The key to any of these games is sorting out the difference between knowledge and beliefs. Different players in any game are likely to start out with different beliefs because they don’t have enough information to know the true lay of the land. It is fine to sustain beliefs that could be consistent with what’s observed, but it’s not sensible to hold on to beliefs after they have been refuted by what is happening around us. Of course, sorting out when beliefs and actions are inconsistent requires working out the incentives people have to lie, mislead, bluff, and cheat.

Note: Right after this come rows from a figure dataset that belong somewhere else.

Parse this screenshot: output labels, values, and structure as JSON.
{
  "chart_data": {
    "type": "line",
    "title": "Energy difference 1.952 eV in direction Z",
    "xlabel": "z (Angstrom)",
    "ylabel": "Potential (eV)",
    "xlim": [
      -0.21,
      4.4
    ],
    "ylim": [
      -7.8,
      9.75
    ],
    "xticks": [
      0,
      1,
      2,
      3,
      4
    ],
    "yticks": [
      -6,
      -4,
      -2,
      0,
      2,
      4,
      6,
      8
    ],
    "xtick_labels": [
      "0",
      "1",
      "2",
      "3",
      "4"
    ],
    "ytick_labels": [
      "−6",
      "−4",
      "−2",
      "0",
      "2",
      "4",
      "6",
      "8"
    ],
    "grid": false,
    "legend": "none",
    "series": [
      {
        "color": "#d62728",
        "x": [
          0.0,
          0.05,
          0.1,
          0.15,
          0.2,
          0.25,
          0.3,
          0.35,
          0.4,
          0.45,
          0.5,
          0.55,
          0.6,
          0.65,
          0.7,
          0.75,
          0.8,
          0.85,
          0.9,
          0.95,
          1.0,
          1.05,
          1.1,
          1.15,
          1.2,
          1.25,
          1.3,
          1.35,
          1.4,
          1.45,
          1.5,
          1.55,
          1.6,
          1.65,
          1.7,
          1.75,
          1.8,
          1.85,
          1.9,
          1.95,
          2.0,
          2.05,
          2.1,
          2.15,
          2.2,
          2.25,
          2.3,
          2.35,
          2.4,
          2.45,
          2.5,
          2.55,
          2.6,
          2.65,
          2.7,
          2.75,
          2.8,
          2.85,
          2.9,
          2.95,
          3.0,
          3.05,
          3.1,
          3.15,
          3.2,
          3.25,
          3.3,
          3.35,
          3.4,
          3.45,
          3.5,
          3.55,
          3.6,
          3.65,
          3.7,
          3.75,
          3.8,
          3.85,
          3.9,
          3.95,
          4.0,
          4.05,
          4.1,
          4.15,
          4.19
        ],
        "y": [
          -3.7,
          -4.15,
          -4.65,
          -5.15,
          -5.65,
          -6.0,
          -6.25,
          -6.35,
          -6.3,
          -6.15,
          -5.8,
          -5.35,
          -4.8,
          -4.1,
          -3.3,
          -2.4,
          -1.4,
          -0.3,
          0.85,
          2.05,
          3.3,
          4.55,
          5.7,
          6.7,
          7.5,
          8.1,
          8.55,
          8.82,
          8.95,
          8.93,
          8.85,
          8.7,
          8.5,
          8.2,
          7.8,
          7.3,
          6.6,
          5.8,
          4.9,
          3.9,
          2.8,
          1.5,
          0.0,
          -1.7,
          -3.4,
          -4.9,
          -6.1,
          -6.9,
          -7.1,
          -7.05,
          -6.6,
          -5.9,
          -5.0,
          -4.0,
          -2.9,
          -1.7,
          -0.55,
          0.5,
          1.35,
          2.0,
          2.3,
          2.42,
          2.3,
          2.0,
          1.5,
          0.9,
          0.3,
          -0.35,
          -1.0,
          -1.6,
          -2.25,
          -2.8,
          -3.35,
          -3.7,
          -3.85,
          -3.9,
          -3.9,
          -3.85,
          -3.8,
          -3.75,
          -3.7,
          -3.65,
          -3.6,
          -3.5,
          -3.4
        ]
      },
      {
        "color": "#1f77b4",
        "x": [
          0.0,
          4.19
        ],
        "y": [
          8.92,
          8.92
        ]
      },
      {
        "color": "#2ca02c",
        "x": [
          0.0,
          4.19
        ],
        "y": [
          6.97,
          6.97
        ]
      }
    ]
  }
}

In Mastermind this is easy to do because the game has rules that stipulate the order of guessing and that require the person who placed the pegs to respond honestly to proposed color sequences suggested by other players. There is no point to the game if the person placing the pegs lies to everyone else. But even when everyone tells the truth, it is easy to slip into serious lapses in logic that can lead to entirely wrong beliefs. That is something to be careful about.

Slipping into wrong beliefs is a problem for many of us. It is easy to look at facts selectively and to reach wrong conclusions. That is a major problem, for instance, with the alleged police practice of profiling, or some people’s judgment about the guilt or innocence of others based on thin evidence that is wrongly assessed. There are very good reasons why the police and we ordinary folk ought not to be too hasty in jumping to conclusions.

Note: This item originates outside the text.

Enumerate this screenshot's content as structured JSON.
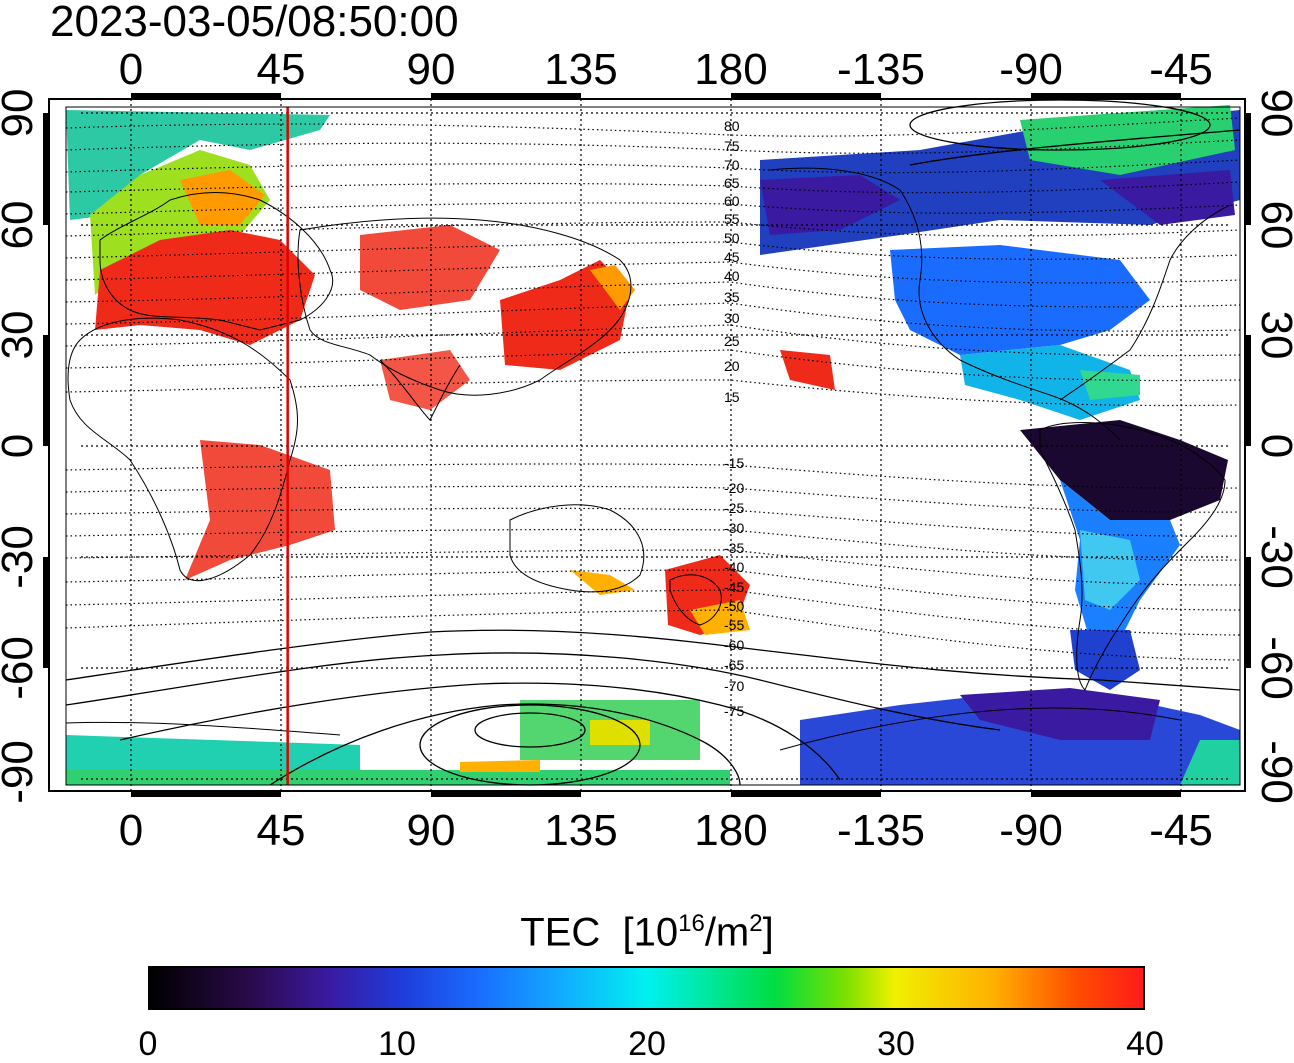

Let me give an example to help flesh out how easily we can slip into poor logical thinking. Baseball is beset by a scandal over performance-enhancing drugs. Suppose you know that the odds someone will test positive for steroids are 90 percent if they actually used steroids. Does that mean when someone tests positive we can be very confident that they used steroids? Journalists seem to think so. Congress seems to think so. But it just isn’t so. To formulate a policy we need an answer to the question, How likely is it that someone used steroids if they test positive? It is not enough to know how likely they are to test positive if they use steroids. Unfortunately, we cannot easily know the answer to the question we really care about. We can know whether someone tested positive, but that could be a terrible basis for deciding whether the person cheated. A logically consistent use of probabilities—working out the real risks—can help make that clear.

Imagine that out of every 100 baseball players (only) 10 cheat by taking steroids (game theory notwithstanding, I am an optimist) and that the tests are accurate enough that 9 out of every 10 cheaters test positive. To evaluate the likelihood of guilt or innocence we still need to know how many honest players test positive—that is, how often the tests give us a false positive answer. Tests are, after all, far from perfect. Just imagine that while 90 out of every 100 players do not cheat, 10 percent of the honest players nevertheless test (falsely) positive. Looking at these numbers it’s easy to think, well, hardly anyone gets a false positive (only 10 percent of the innocent) and almost every guilty party gets a true positive (90 percent of the guilty), so knowing whether a person tested positive must make us very confident of their guilt. Wrong! 8

With the numbers just laid out, 9 out of 10 cheaters test positive and 9 out of 90 innocent ball players also test positive. So, 9 out of 18 of the positive test results include cheaters and 9 out of 18 include absolutely innocent baseball players. In this example, the odds that a player testing positive actually uses steroids are fifty-fifty, just the flip of a coin. That is hardly enough to ruin a person’s career and reputation. Who would want to convict so many innocents just to get the guilty few? It is best to take seriously the dictum “innocent until proven guilty.”